Australia’s new Irish aren’t ‘victims of emigration’
Emigration is an emotive term, burdened down by memories of food parcels, one-way tickets in steerage and long-lost uncles. But it’s not always a tragedy
This week, the author of a new study on emigration said it is “astonishing” that the rhetoric about emigration in Ireland has never changed. I might not have understood quite what he meant before I left, but I do now.
He wonders if he can trouble me for a minute of my time. He is standing on my doorstep in the Australian sunshine; tanned and buff enough to have just walked off the set of Home and Away. Only the accent gives him away.
It takes us a heartbeat to work out that we grew up no more than five minutes – and a few years – away from each other in Waterford.
“That’s gas,” he says. “I just met a fella from Tramore yesterday.”
The Australian standing beside him tries not to look bored while my new friend and I launch into a round of would-you-by-any-chance-be-related-to? He came to Sydney (where I am living for 10 months) on a whim, he tells me. He broke his arm, so he couldn’t play hurling anymore, and there wasn’t much else keeping him in Ireland. He’s an electrician by trade, and that’s what he did when he came first.
“But then I wanted more of this,” he gestures towards the bright blue sky.

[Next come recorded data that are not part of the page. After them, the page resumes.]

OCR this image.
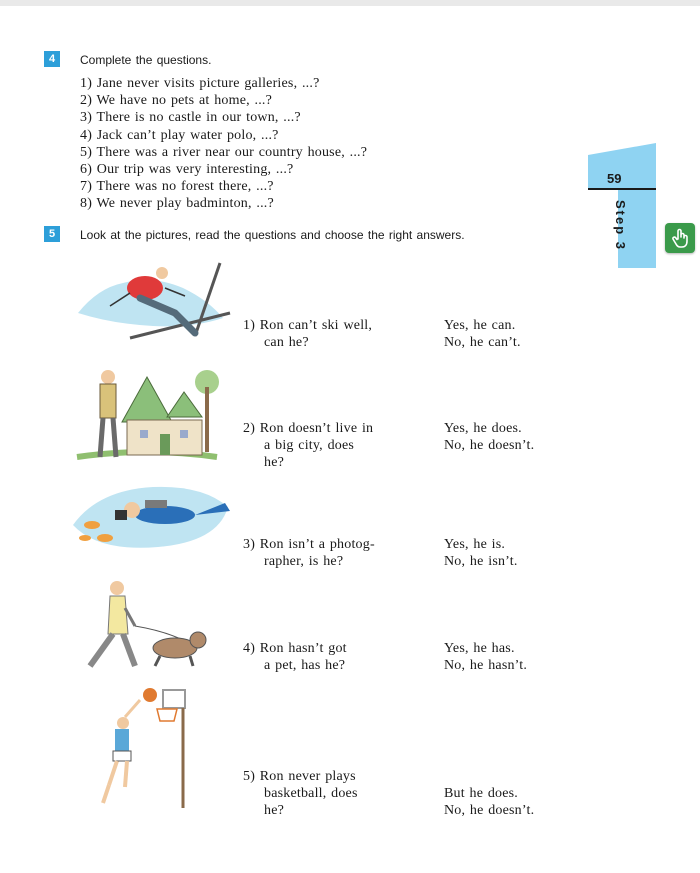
4	Complete the questions.
1) Jane never visits picture galleries, ...?
2) We have no pets at home, ...?
3) There is no castle in our town, ...?
4) Jack can’t play water polo, ...?
5) There was a river near our country house, ...?
6) Our trip was very interesting, ...?
7) There was no forest there, ...?
8) We never play badminton, ...?
59
Step 3
5	Look at the pictures, read the questions and choose the right answers.
1) Ron can’t ski well,
can he?
Yes, he can.
No, he can’t.
2) Ron doesn’t live in
a big city, does
he?
Yes, he does.
No, he doesn’t.
3) Ron isn’t a photog-
rapher, is he?
Yes, he is.
No, he isn’t.
4) Ron hasn’t got
a pet, has he?
Yes, he has.
No, he hasn’t.
5) Ron never plays
basketball, does
he?
But he does.
No, he doesn’t.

So now he sells charity sponsorship packages door-to-door. He discovered he is good at it. (He is good: I hand over $50.)
Does he miss home, I wonder. “Nah. Look at this place. Look at me here, training an Aussie how to do the job in his own city.”
I’m in the opticians a few days later, stocking up on contact lenses. “Where are you from?” the young Australian woman behind the counter asks me.
“Ireland,” I reply.
“I got that. Where in Ireland?”
“These days, Dublin mostly,” I say.
“Where in Dublin?” she says, and I think that’s an odd question for an Australian. That’s when she tells me she’s from Dublin too. She’s been here seven years.
“I think I’ve got a bit of an accent now.”
She’s going back soon to get married, but then she’ll return. “Oh, it’s nice to meet someone from home. Although I suppose this is home now,” she says, sounding slightly surprised.
Or there’s the friendly guy in the car rental place. He and his girlfriend came a couple of years ago to have a look, and then returned home so she could apply for a visa. “I’m her de facto,” he explains in the international language of the embedded-abroad, meaning that her visa allows him to work. They might not stay in Australia forever -–“property prices”, he says, grimly – but he doesn’t think they will settle in Ireland.
Irish, all of them. They may be emigrants but they don’t see themselves as ‘victims of emigration’, not the ones I’ve met. They are the part of the a new wave you don’t often hear about it: educated and ambitious, they had a job back home – or could have found one – but they weighed everything up and decided to leave. According to figures in this newspaper, 26,000 Irish people came to Australia on a working-holiday visa in the year to June 2012; 10,000 arrived, like my family, on a four-year, employer-sponsored 457 visa, while 6,000 got permanent residency or citizenship.
This week, the author of a new study on emigration, Trinity College Prof James Wickham, said it is “astonishing” that the rhetoric about emigration in Ireland has never changed. I might not have understood quite what he meant before I left, but I do now.
Those of us for whom Ireland is still home view those figures as a tragedy; emigrants themselves, by and large, don’t. We watch them leave – 140 of them every day – and wonder if they’re gone forever. They don’t think beyond chunks of three to five years. When they talk about the “pain of emigration”, they’re likely to be referring to the new rules on 457 visas. They wear their citizenship lightly, seeing it as administrative issue rather than a patriotic one.
It’s not all sun, surf and big salaries – they do feel the absence of friends and family acutely. Then a moment passes before they add the inevitable, “but there’s always Skype.”
If you’re Irish, emigration is always going to be an emotive term, burdened down by centuries of food parcels and one-way tickets in steerage and long-lost Uncle Tommys and Auntie Eilises.
And yet, all that is so far out of step with the experience of many of the younger generation of emigrants, for whom better education, cheaper air travel, technology and a stronger sense of themselves have made the world a more navigable place.
As my new friend takes his leave of me, he turns back: “It’s funny how things go. I was devastated when I broke my arm. And now look at me.”